Daniel was thoughtful for a moment, eyes pensive, then he sat up straighter in his chair.

 

“The two servers. They were clearing the dishes. They walked right by us.”

 

sitting in front
of us on the love seat, hands folded primly in her lap, Connie Silver looked even smaller now than she had the night before. She was still in her serving outfit, her face haggard from lack of sleep, but she seemed calm, a secret smile playing at the corners of her lips.

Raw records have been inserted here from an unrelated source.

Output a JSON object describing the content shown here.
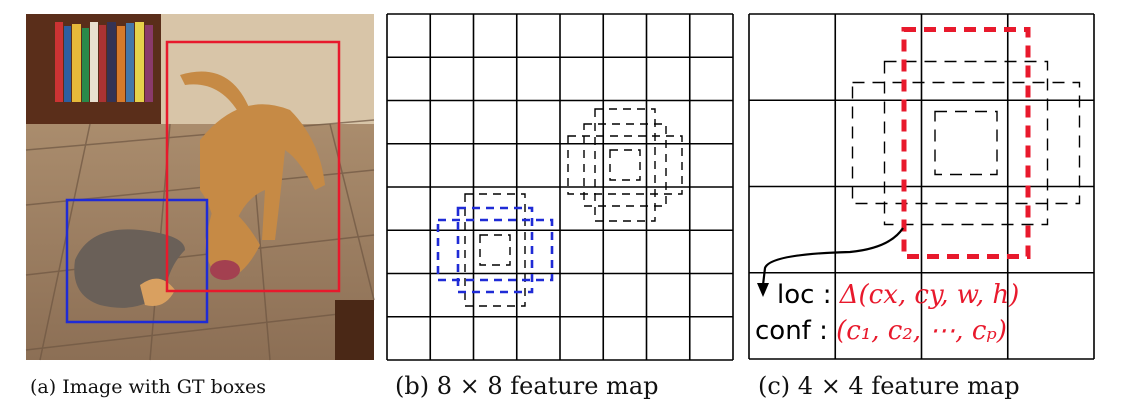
{
  "panels": [
    {
      "caption": "(a) Image with GT boxes",
      "gt_box_colors": {
        "cat": "#1f2bd6",
        "dog": "#e8192c"
      }
    },
    {
      "caption": "(b) 8 × 8 feature map",
      "grid": 8,
      "matched_box_color": "#1f2bd6"
    },
    {
      "caption": "(c) 4 × 4 feature map",
      "grid": 4,
      "matched_box_color": "#e8192c"
    }
  ],
  "prediction": {
    "loc_label": "loc :",
    "loc_value": "Δ(cx, cy, w, h)",
    "conf_label": "conf :",
    "conf_value": "(c₁, c₂, ⋯, cₚ)"
  }
}
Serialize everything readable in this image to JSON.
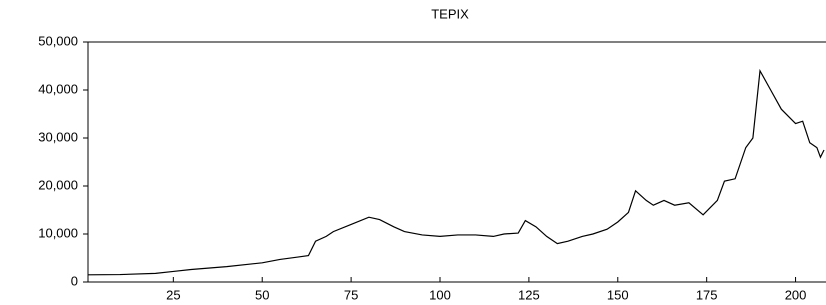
{
  "chart_data": {
    "type": "line",
    "title": "TEPIX",
    "x": [
      1,
      10,
      20,
      25,
      30,
      40,
      50,
      55,
      60,
      63,
      65,
      68,
      70,
      75,
      80,
      83,
      87,
      90,
      95,
      100,
      105,
      110,
      115,
      118,
      122,
      124,
      127,
      130,
      133,
      136,
      140,
      143,
      147,
      150,
      153,
      155,
      158,
      160,
      163,
      166,
      170,
      174,
      178,
      180,
      183,
      186,
      188,
      190,
      193,
      196,
      200,
      202,
      204,
      206,
      207,
      208
    ],
    "series": [
      {
        "name": "TEPIX",
        "color": "#000000",
        "values": [
          1500,
          1550,
          1800,
          2200,
          2600,
          3200,
          4000,
          4700,
          5200,
          5500,
          8500,
          9500,
          10500,
          12000,
          13500,
          13000,
          11500,
          10500,
          9800,
          9500,
          9800,
          9800,
          9500,
          10000,
          10200,
          12800,
          11500,
          9500,
          8000,
          8500,
          9500,
          10000,
          11000,
          12500,
          14500,
          19000,
          17000,
          16000,
          17000,
          16000,
          16500,
          14000,
          17000,
          21000,
          21500,
          28000,
          30000,
          44000,
          40000,
          36000,
          33000,
          33500,
          29000,
          28000,
          26000,
          27500
        ]
      }
    ],
    "xlim": [
      1,
      208
    ],
    "xticks": [
      25,
      50,
      75,
      100,
      125,
      150,
      175,
      200
    ],
    "ylim": [
      0,
      50000
    ],
    "yticks": [
      0,
      {
        "value": 10000,
        "label": "10,000"
      },
      {
        "value": 20000,
        "label": "20,000"
      },
      {
        "value": 30000,
        "label": "30,000"
      },
      {
        "value": 40000,
        "label": "40,000"
      },
      {
        "value": 50000,
        "label": "50,000"
      }
    ]
  }
}
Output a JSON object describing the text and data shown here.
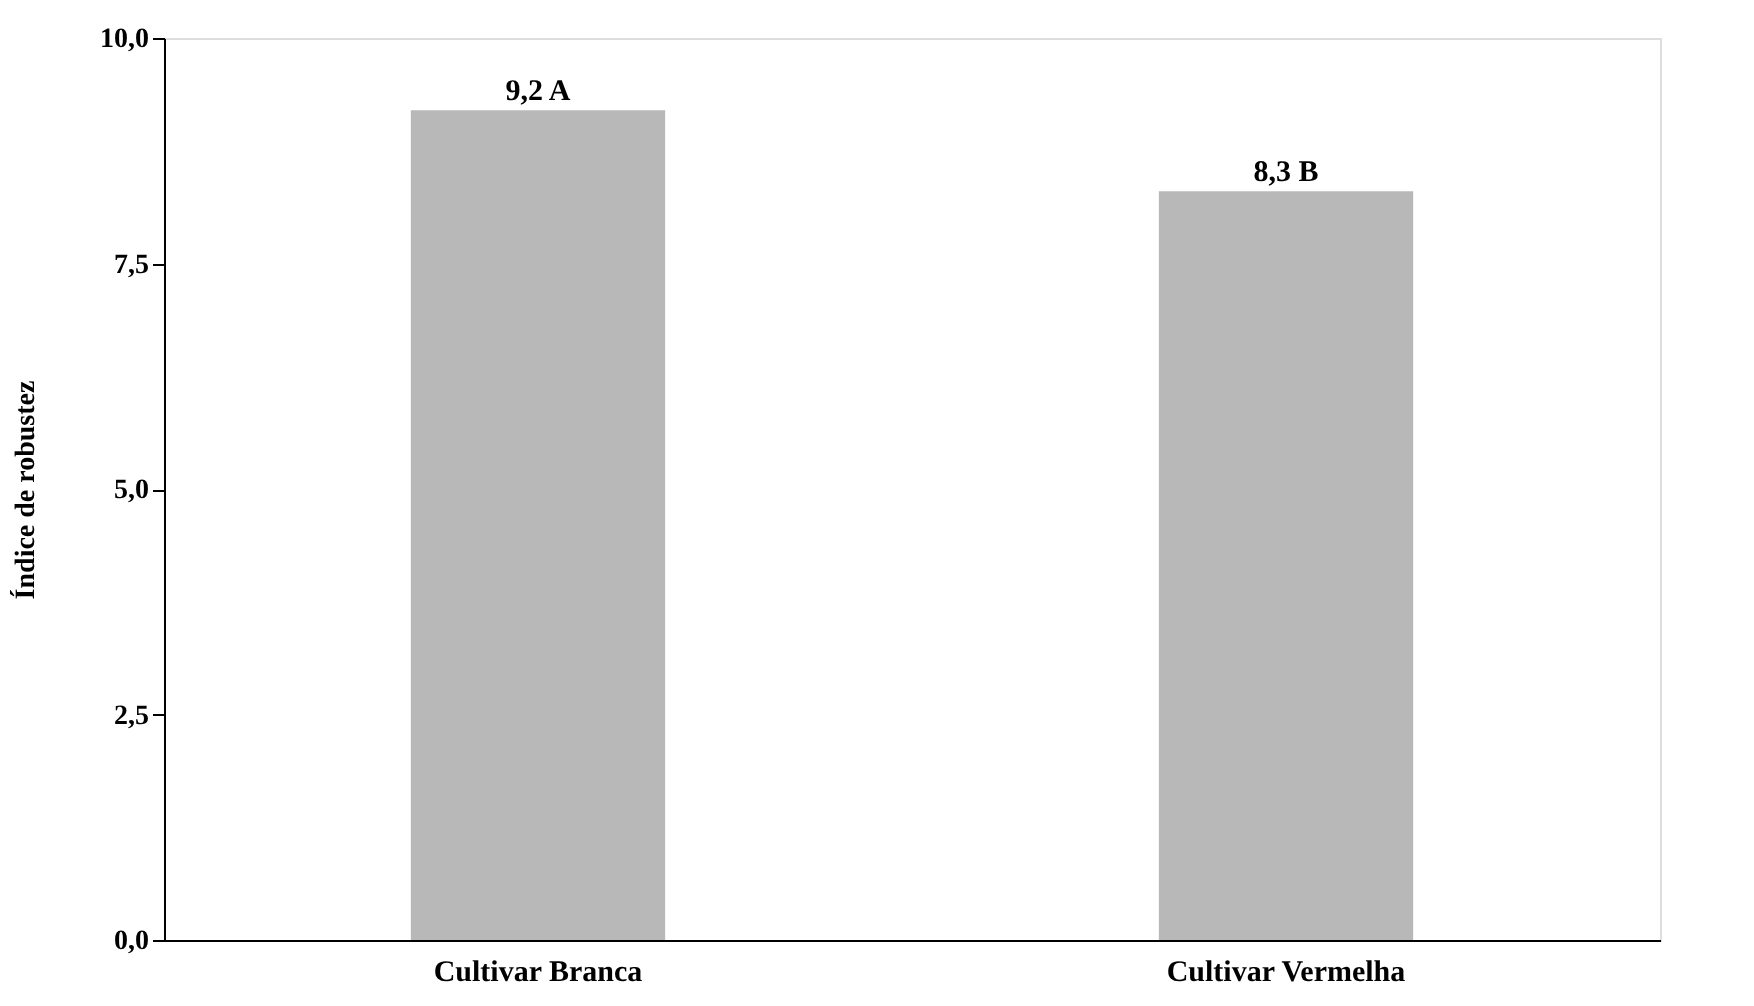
{
  "chart_data": {
    "type": "bar",
    "ylabel": "Índice de robustez",
    "categories": [
      "Cultivar Branca",
      "Cultivar Vermelha"
    ],
    "values": [
      9.2,
      8.3
    ],
    "color": "#b8b8b8",
    "value_labels": [
      "9,2 A",
      "8,3 B"
    ],
    "ylim": [
      0,
      10
    ],
    "yticks": [
      {
        "value": 0,
        "label": "0,0"
      },
      {
        "value": 2.5,
        "label": "2,5"
      },
      {
        "value": 5,
        "label": "5,0"
      },
      {
        "value": 7.5,
        "label": "7,5"
      },
      {
        "value": 10,
        "label": "10,0"
      }
    ],
    "grid": false
  }
}
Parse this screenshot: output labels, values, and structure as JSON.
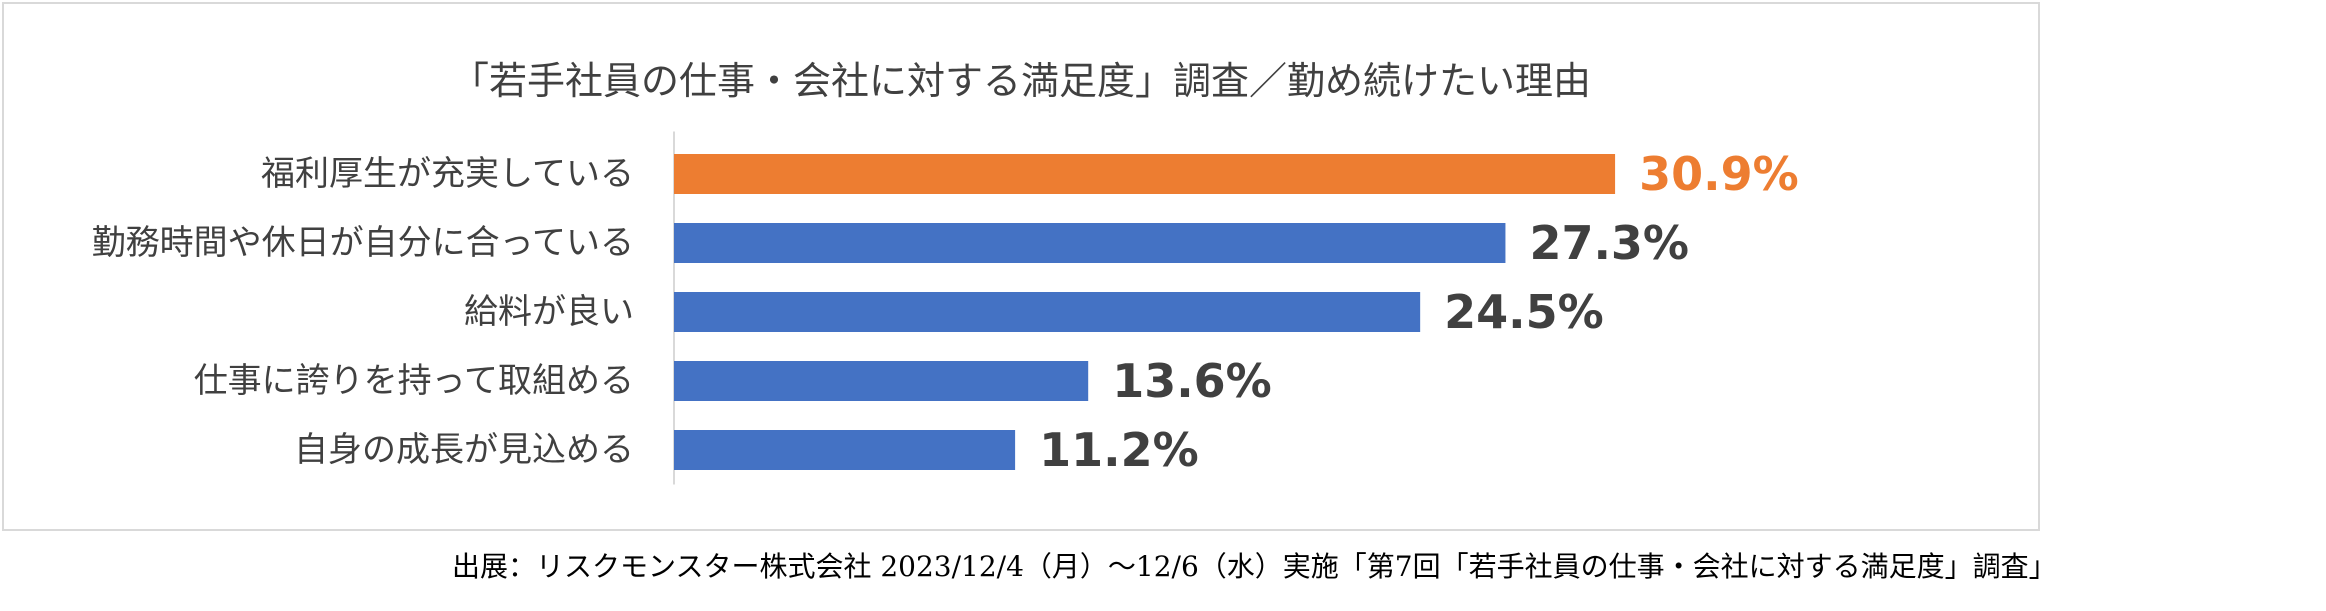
{
  "chart_data": {
    "type": "bar",
    "orientation": "horizontal",
    "title": "「若手社員の仕事・会社に対する満足度」調査／勤め続けたい理由",
    "categories": [
      "福利厚生が充実している",
      "勤務時間や休日が自分に合っている",
      "給料が良い",
      "仕事に誇りを持って取組める",
      "自身の成長が見込める"
    ],
    "values": [
      30.9,
      27.3,
      24.5,
      13.6,
      11.2
    ],
    "value_labels": [
      "30.9%",
      "27.3%",
      "24.5%",
      "13.6%",
      "11.2%"
    ],
    "unit": "%",
    "xlim": [
      0,
      37.3
    ],
    "grid": false,
    "legend": "none",
    "highlight_index": 0
  },
  "colors": {
    "highlight": "#ED7D31",
    "bar": "#4472C4",
    "label_default": "#404040",
    "axis": "#d9d9d9"
  },
  "source_note": "出展：リスクモンスター株式会社 2023/12/4（月）～12/6（水）実施「第7回「若手社員の仕事・会社に対する満足度」調査」"
}
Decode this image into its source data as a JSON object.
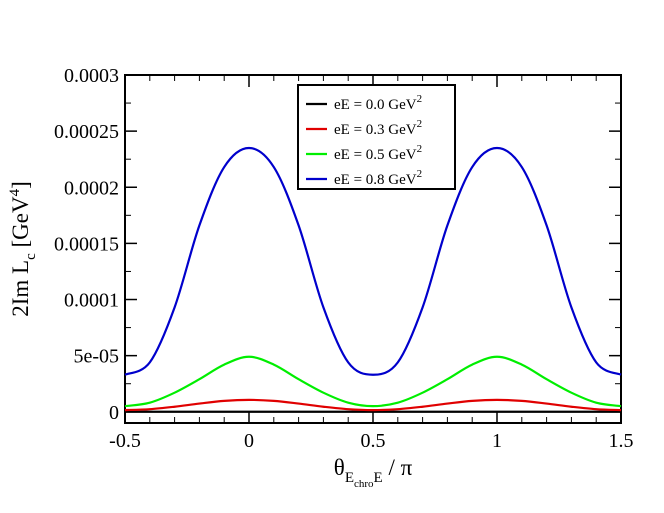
{
  "chart_data": {
    "type": "line",
    "xlabel": {
      "main": "θ",
      "sub": "E",
      "subsub": "chro",
      "subtail": "E",
      "tail": " / π"
    },
    "ylabel": {
      "main": "2Im L",
      "sub": "c",
      "unit_pre": " [GeV",
      "unit_sup": "4",
      "unit_post": "]"
    },
    "xlim": [
      -0.5,
      1.5
    ],
    "ylim": [
      -1e-05,
      0.0003
    ],
    "xticks": [
      -0.5,
      0,
      0.5,
      1,
      1.5
    ],
    "xtick_labels": [
      "-0.5",
      "0",
      "0.5",
      "1",
      "1.5"
    ],
    "yticks": [
      0,
      5e-05,
      0.0001,
      0.00015,
      0.0002,
      0.00025,
      0.0003
    ],
    "ytick_labels": [
      "0",
      "5e-05",
      "0.0001",
      "0.00015",
      "0.0002",
      "0.00025",
      "0.0003"
    ],
    "grid": false,
    "legend_position": "top-center",
    "x": [
      -0.5,
      -0.4,
      -0.3,
      -0.2,
      -0.1,
      0,
      0.1,
      0.2,
      0.3,
      0.4,
      0.5,
      0.6,
      0.7,
      0.8,
      0.9,
      1.0,
      1.1,
      1.2,
      1.3,
      1.4,
      1.5
    ],
    "series": [
      {
        "name": "eE = 0.0 GeV",
        "name_sup": "2",
        "color": "#000000",
        "values": [
          0,
          0,
          0,
          0,
          0,
          0,
          0,
          0,
          0,
          0,
          0,
          0,
          0,
          0,
          0,
          0,
          0,
          0,
          0,
          0,
          0
        ]
      },
      {
        "name": "eE = 0.3 GeV",
        "name_sup": "2",
        "color": "#e00000",
        "values": [
          1.5e-06,
          2.3e-06,
          4.5e-06,
          7.3e-06,
          9.7e-06,
          1.06e-05,
          9.7e-06,
          7.3e-06,
          4.5e-06,
          2.3e-06,
          1.5e-06,
          2.3e-06,
          4.5e-06,
          7.3e-06,
          9.7e-06,
          1.06e-05,
          9.7e-06,
          7.3e-06,
          4.5e-06,
          2.3e-06,
          1.5e-06
        ]
      },
      {
        "name": "eE = 0.5 GeV",
        "name_sup": "2",
        "color": "#00ee00",
        "values": [
          5e-06,
          8.1e-06,
          1.7e-05,
          2.9e-05,
          4.2e-05,
          4.9e-05,
          4.2e-05,
          2.9e-05,
          1.7e-05,
          8.1e-06,
          5e-06,
          8.1e-06,
          1.7e-05,
          2.9e-05,
          4.2e-05,
          4.9e-05,
          4.2e-05,
          2.9e-05,
          1.7e-05,
          8.1e-06,
          5e-06
        ]
      },
      {
        "name": "eE = 0.8 GeV",
        "name_sup": "2",
        "color": "#0000cc",
        "values": [
          3.3e-05,
          4.4e-05,
          9.3e-05,
          0.000166,
          0.000218,
          0.000235,
          0.000218,
          0.000166,
          9.3e-05,
          4.4e-05,
          3.3e-05,
          4.4e-05,
          9.3e-05,
          0.000166,
          0.000218,
          0.000235,
          0.000218,
          0.000166,
          9.3e-05,
          4.4e-05,
          3.3e-05
        ]
      }
    ]
  }
}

Next to her, the other server, Horace Perez, was still as death, his lips compressed into a minimalist smile, though for the life of me, I couldn’t fathom what he had to be smiling about. Horace’s silent green gaze remained fixed on Freezay as the detective asked him questions, his eyes hardly ever blinking. He was lean and compact, his lithe body packed into a tight white T-shirt and cuffed dark-washed jeans. He reminded me of a leopard perched high on a tree branch, preparing to leap upon its unsuspecting prey.

 

“What were they arguing about?” Freezay asked again and Connie blinked, her eyes skittering around the room, her brain finally processing the question.

 

“No, I told you before. They weren’t fighting,” she said haltingly, her mouth dry as tissue paper. She swallowed and licked her lips, but that didn’t seem to help. “He was just trying to make sure she was okay.”

 

She couldn’t keep her fingers still as she talked, massaging her right wrist like it was an avocation.

 

“The man, he was, shall we say,
worried
about the woman,” Horace interjected, and it was the first time he’d spoken since the interview had begun. “She insisted she was fine and he went back into the dining room. She left … by herself.”

 

Connie stared at the man sitting next to her on the love seat, her eyes blinking furiously.

 

“You weren’t there when they came in,” she said, her tone accusatory. “I was the only one there.”

 

Horace tsked quietly to himself, shaking his head as if he were expressing regret for a friend’s unfortunate mistake.

 

“She has misspoken, but it is not on purpose,” Horace said, smiling benignly at Connie, who glared at him. “My partner was very distracted last night. She would not have noticed my entrance as she was too busy eavesdropping on the couple.”

 

“I was not—” Connie protested, but Freezay held up his hand for quiet.

 

“No petty squabbling, Ms. Silver. It’s unbecoming. Now, did either of you see which direction the victim took when she left? Perhaps she exited by the front entrance?”

 

“I don’t know where she went,” Connie Silver said, annoyed at being reprimanded. “I went to the kitchen.”

 

Horace shrugged his shoulders, cocking his head to the side in apology.

 

“I don’t know where she went, either,” he said. “I’m sorry.”

 

Freezay fell back into his chair, jarring the cup of coffee he held in his hand and slopping the lukewarm brown liquid out onto his woolen pants.

 

“Get out of here,” he barked. “Both of you.”

 

Connie shuddered, twisting her hands together nervously as she stood up. Horace, cool as a cat, rose from his seat, unflustered by Freezay’s outburst.

 

“I hope we were able to aid you in your investigation,” he said as he followed Connie to the door.

 

“You helped me more than you can know,” Freezay said, throwing the sentence away like it was nothing—but it seemed to have a profound effect on Horace, who paused midstep and turned back around to stare at Freezay.

 

“Excuse me?” Horace said, eyes narrowed.